Wydarzeniem czwartkowego meczu był powrót do zielonogórskiego zespołu po ponad pięciu latach Filipa Matczaka. Wychowanek Zastalu zagrał niemal z marszu ponad 21 minut, rzucił 13 pkt., miał też 2 zbiórki i 3 asysty, będąc jednym z najlepszych na boisku w zespole zielonogórzan.

Marne to jednak pocieszenie, gdy zespół spisuje się tak słabo. Zastal raził nieskutecznością, fatalną obroną. Goście zupełnie zdominowali walkę na tablicach.
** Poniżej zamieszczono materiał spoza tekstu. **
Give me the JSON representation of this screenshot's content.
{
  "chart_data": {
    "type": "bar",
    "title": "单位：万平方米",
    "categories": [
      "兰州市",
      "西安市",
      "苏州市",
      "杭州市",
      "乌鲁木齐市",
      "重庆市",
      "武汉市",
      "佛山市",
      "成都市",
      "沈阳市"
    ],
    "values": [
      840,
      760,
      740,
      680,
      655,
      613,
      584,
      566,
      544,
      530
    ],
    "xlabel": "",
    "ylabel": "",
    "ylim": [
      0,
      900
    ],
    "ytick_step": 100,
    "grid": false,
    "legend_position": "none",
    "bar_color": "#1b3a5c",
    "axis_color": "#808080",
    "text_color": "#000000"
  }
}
Do przerwy torunianie prowadzili 48:30. Na początku trzeciej kwarty strata zielonogórzan sięgnęła 20 punktów.

Zastal zaczął jednak agresywniej bronić i pod koniec trzeciej kwarty zniwelował połowę dystansu. Na początku czwartej kwarty po akcji Evaldasa Saulyša zbliżył sie na osiem “oczek’. Litwin niedługo później otrzymał faul techniczny z floppowanie, a że wcześniej miał już na koncie faul niesportowy musiał zakończyć spotkanie z dyskwalifikacją. Goście znów odjechali na dwucyfrowy dystans. Ze swoich ról wywiązali się w końcówce m.in. najlepsi w zespole z Torunia – Divine Myles i Mike Ertel – zdobywcy kolejno 19 i 18 pkt.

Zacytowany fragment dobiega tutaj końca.